Plateforme des ONG Françaises pour la Palestine

Les trois adolescents israéliens et les trois mineurs palestiniens

2 juillet 2014 - Arrêt sur images, Daniel Schneidermann dans Rue 89 mercredi 2 juillet 2014

Trois adolescents israéliens, enlevés le 12 juin près de Hebron, dans les territoires palestiniens, sont retrouvés le 30 juin, assassinés par leurs ravisseurs. Les Israéliens soupçonnent deux militants du Hamas. L’affaire fait peu de bruit dans la presse internationale, jusqu’à ce que leurs corps soient retrouvés.

Les images des obsèques sont alors largement diffusées sur les chaînes de télé mondiales. Le Monde consacre à l’affaire toute sa page 2.

Dans un long article, les victimes sont désignées neuf fois, de différentes manières : par leur nom et leur âge (« Eyal Yifrach, Naftali Frenkel, Gilad Shaer, âgés de 16 à 19 ans »), par leur profession (« les trois étudiants en yeshiva, école religieuse »), ar leur qualité dans l’affaire (« les captifs »), ou encore par le hashtag de la campagne Twitter appelant à accélérer les recherches policières (« #bringbackourboys »).

Les « trois mineurs » palestiniens

Au cours des opérations de recherche, nous apprend le même article :

« 420 Palestiniens ont été emprisonnés [...] et 2 200 bâtiments ont été fouillés, au cours de cette opération durant laquelle l’armée israélienne a tué cinq Palestiniens, dont trois mineurs. »

Relisez bien : « dont trois mineurs ». Des « trois mineurs » palestiniens, qui ne sont mentionnés qu’une seule fois dans l’article, on ne nous dit rien, ni leurs identités, ni leur âge, ni leur état (étudiants ? Lycéens ? Autres ?), rien non plus de l’émotion éventuelle de leurs proches, de leurs parents, ni même si leurs morts ont été mentionnées sur Twitter.
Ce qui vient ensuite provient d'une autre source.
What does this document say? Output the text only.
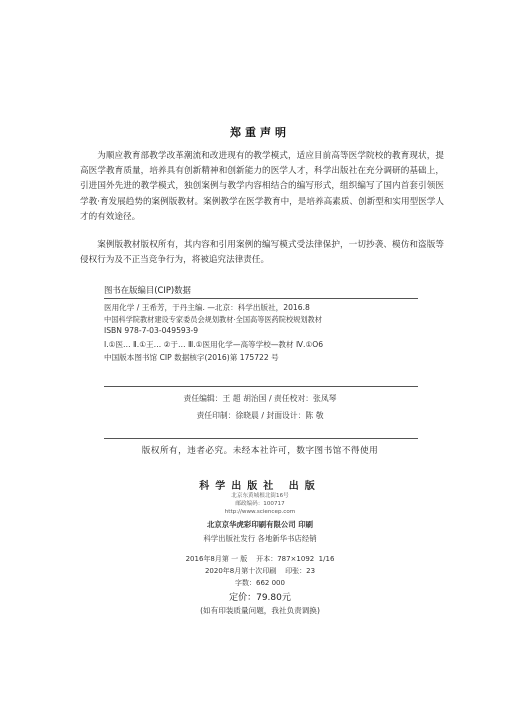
郑重声明
为顺应教育部教学改革潮流和改进现有的教学模式，适应目前高等医学院校的教育现状，提高医学教育质量，培养具有创新精神和创新能力的医学人才，科学出版社在充分调研的基础上，引进国外先进的教学模式，独创案例与教学内容相结合的编写形式，组织编写了国内首套引领医学教·育发展趋势的案例版教材。案例教学在医学教育中，是培养高素质、创新型和实用型医学人才的有效途径。
案例版教材版权所有，其内容和引用案例的编写模式受法律保护，一切抄袭、模仿和盗版等侵权行为及不正当竞争行为，将被追究法律责任。
图书在版编目(CIP)数据
医用化学 / 王希芳，于丹主编. —北京：科学出版社，2016.8
中国科学院教材建设专家委员会规划教材·全国高等医药院校规划教材
ISBN 978-7-03-049593-9
Ⅰ.①医… Ⅱ.①王… ②于… Ⅲ.①医用化学—高等学校—教材 Ⅳ.①O6
中国版本图书馆 CIP 数据核字(2016)第 175722 号
责任编辑：王 超 胡治国 / 责任校对：张凤琴
责任印制：徐晓晨 / 封面设计：陈 敬
版权所有，违者必究。未经本社许可，数字图书馆不得使用
科学出版社 出版
北京东黄城根北街16号
邮政编码：100717
http://www.sciencep.com
北京京华虎彩印刷有限公司 印刷
科学出版社发行 各地新华书店经销
2016年8月第 一 版    开本：787×1092  1/16
2020年8月第十次印刷    印张：23
字数：662 000
定价：79.80元
(如有印装质量问题，我社负责调换)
Leurs obsèques n’ont pas été retransmises sur les réseaux mondiaux.

D’un côté, des « adolescents », avec tout ce que le mot charrie de personnel et d’affectif (posters, baskets, frères, sœurs, bande de copains, premiers émois, acné, etc) ; de l’autre, des « mineurs », sans âge précis, sans visage, sans famille.

Vous me direz que les « trois mineurs palestiniens » ne sont pas le sujet de l’article, consacré à l’enlèvement des trois Israéliens. La mort des « trois mineurs » n’est qu’une conséquence, un dommage collatéral. Mais un journal est toujours libre de délimiter comme il le souhaite le sujet d’un article. Vous m’objecterez (peut-être) qu’on ne saurait taxer la presse française, dans son ensemble, d’être outrageusement pro-israélienne. C’est vrai. Il arrive qu’un biais journalistique (la prime aux « faibles ») vienne contrebalancer un autre biais (la prime à « ceux qui nous ressemblent », et les Israéliens ressemblent davantage aux journalistes et lecteurs occidentaux que les Palestiniens).

Tout est dans l’article de Haaretz

Vous m’objecterez peut-être enfin qu’il était difficile de recueillir des informations précises et personnalisées sur les familles des trois « mineurs » palestiniens. Là, je serai obligé de vous contredire. L’un d’entre eux s’appelait Mohammed Dudin, il était âgé de 15 ans. Il avait un père, une mère, des cousins, une maison en construction, et il se faisait de l’argent de poche en vendant des friandises.

Toutes choses parfaitement racontées, selon les meilleurs canons de la narration journalistique occidentale, dans cet article de Haaretz, qui est un journal israélien, et dont je vous recommande la lecture intégrale.